VMware Workstation 9 im Test
Knapp 9 Monate nach dem letzten grossen Release hat VMware erneut ein Update für seine Workstation-Lösung veröffentlicht. Dieses bringt neue Sicherheits-Funktionen, die Unterstützung für Windows 8 - und kann VMs im Browser anzeigen.
Unterstützt Windows 8: Die VMware Workstation 9.» Von , 02.10.2012 09:41.
Dieser Artikel wurde ursprünglich in unserer Schwesterpublikation Tecchannel.de veröffentlicht.
Die kommende Veröffentlichung von Microsofts neuem Betriebssystem dürfte mit ein Grund für den schnellen Produktzyklus sein. Denn eine der grossen Neuerungen in der aktuellen Version von VMware Workstation 9 ist die Unterstützung für Windows 8. Das neue Microsoft-System kann sowohl als Host dienen, wie auch als Gastinstallation - letzteres dürfte vor allem für Entwickler und Test interessant sein. Die Unterstützung erstreckt sich dabei auch auf die Touch-Funktionalitäten - verfügt das Host-System über die entsprechenden Fähigkeiten, leitet VMware Workstation 9 diese auf Wunsch auf das Zielsystem durch. Clever ist auch, dass der Unity-Vollbildmodus mit Metro zurechtkommt, so kann man Windows 8 testen, ohne das komplette System umstellen zu müssen.
Neue Hardware für VMs

Optisch gleich: Auf den ersten Blick gibt es keinen Unterschied zwischen Workstation 8 und Workstation 9.
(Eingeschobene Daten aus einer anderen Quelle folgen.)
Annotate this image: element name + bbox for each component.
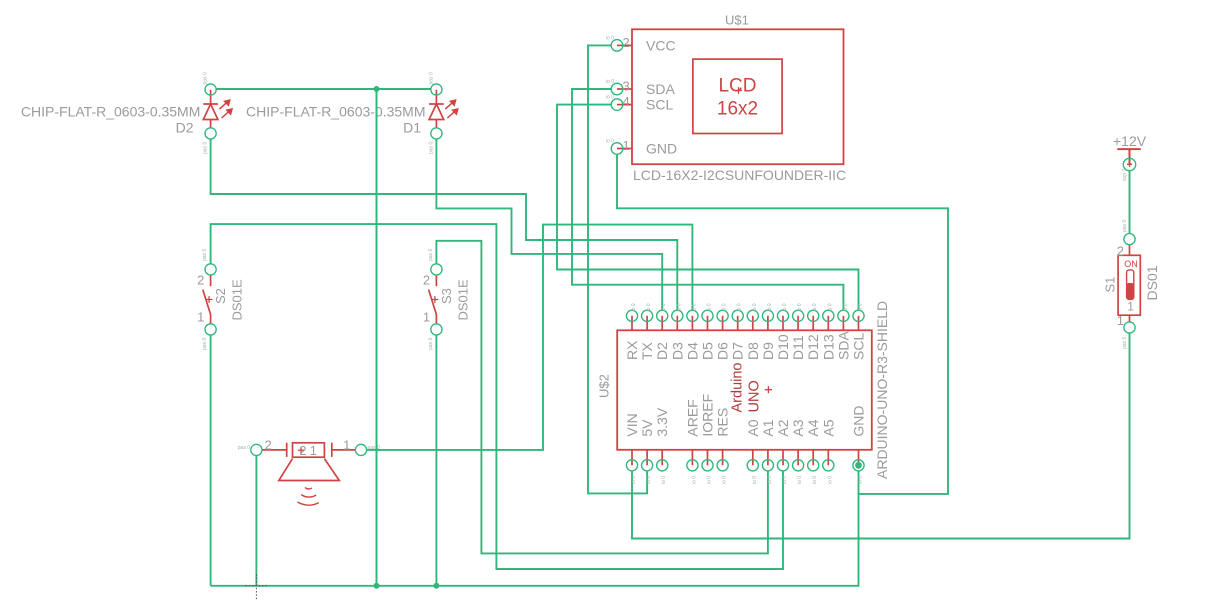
- switch S3 symbol: [429, 275, 437, 324]
- svg-text:io 0: io 0: [646, 476, 652, 484]
- pin U$2.D6 circle: [717, 310, 728, 321]
- svg-text:io 0: io 0: [797, 476, 803, 484]
- svg-text:io 0: io 0: [812, 303, 818, 311]
- svg-text:io 0: io 0: [858, 476, 864, 484]
- pin U$2.3.3V circle: [657, 460, 668, 471]
- pin U$2.D7 stub (top): [737, 316, 739, 331]
- svg-text:1: 1: [623, 138, 630, 153]
- svg-text:D10: D10: [775, 334, 791, 360]
- pin D2.1 (bottom): [205, 128, 216, 139]
- LED D1 symbol: [429, 90, 444, 128]
- pin U$2.D10 stub (top): [782, 316, 784, 331]
- pin U$2.D11 circle: [793, 310, 804, 321]
- pin U$2.A3 stub (bottom): [797, 450, 799, 466]
- wire net S2.1 to ground rail: [210, 335, 212, 586]
- pin U$2.A4 stub (bottom): [812, 450, 814, 466]
- svg-text:4: 4: [623, 94, 630, 109]
- wire net D1 cathode to U$2 D2: [436, 139, 662, 310]
- svg-text:D6: D6: [715, 342, 731, 360]
- svg-text:D2: D2: [176, 120, 194, 136]
- pin U$2.A4 circle: [808, 460, 819, 471]
- svg-text:io 0: io 0: [737, 303, 743, 311]
- svg-text:3.3V: 3.3V: [654, 407, 670, 436]
- svg-text:A5: A5: [820, 419, 836, 436]
- svg-text:RES: RES: [715, 408, 731, 437]
- pin U$2.D4 stub (top): [691, 316, 693, 331]
- pin speaker.2 (left): [251, 444, 262, 455]
- pin U$2.SCL circle: [853, 310, 864, 321]
- svg-text:IOREF: IOREF: [700, 394, 716, 437]
- svg-text:2: 2: [264, 438, 271, 453]
- pin U$2.A2 circle: [777, 460, 788, 471]
- pin S1.1 circle: [1124, 322, 1135, 333]
- pin U$2.5V circle: [642, 460, 653, 471]
- pin U$2.GND circle: [853, 460, 864, 471]
- svg-text:2 1: 2 1: [300, 444, 317, 458]
- svg-text:3: 3: [623, 79, 630, 94]
- svg-text:io 0: io 0: [722, 476, 728, 484]
- pin +12V origin cross: [1127, 162, 1132, 167]
- wire net U$1 SCL to U$2 SCL: [557, 105, 859, 311]
- svg-text:pas 0: pas 0: [428, 249, 434, 261]
- svg-text:sup 0: sup 0: [1122, 169, 1128, 181]
- svg-text:SCL: SCL: [851, 333, 867, 360]
- junction ground rail / S3.1: [433, 583, 439, 589]
- IC U$2 Arduino box: [617, 330, 872, 450]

Eine weitere Neuerung betrifft USB 3.0, auch wenn diese noch nicht ganz ausgereift ist: Aktuell unterstützt VMware USB-3.0-Schnittstellen in Windows 8 oder auf Linux-Distributionen, die einen nativen Treiber mitbringen. Ist diese Hürde genommen, lassen sich Geräte mit voller Geschwindigkeit auch in der virtuellen Umgebung nutzen.
Beim Thema Nested Virtualization, also einer Virtualisierung innerhalb der Virtualisierung, wurde die Unterstützung für virtuelle Erweiterungen vom Typ Intel VT-x/EPT oder AMD-V/RVI optimiert. In der Praxis bedeutet das etwas, dass Sie in der Workstation 9 einen ESX-Server installieren und auf diesem wiederum virtuelle 64-Bit-Systeme einrichten können. Dieses Feature wurde bereits in früheren Versionen integriert und ist etwa für die Entwicklung oder für Schulungszwecke gedacht. Dazu kommt eine mehr oder weniger offizielle Unterstützung für Hyper-V von Microsoft. Laut VMware unterstützt Microsoft kein Nesting, daher wird der Einsatz für Produktivumgebungen nicht empfohlen.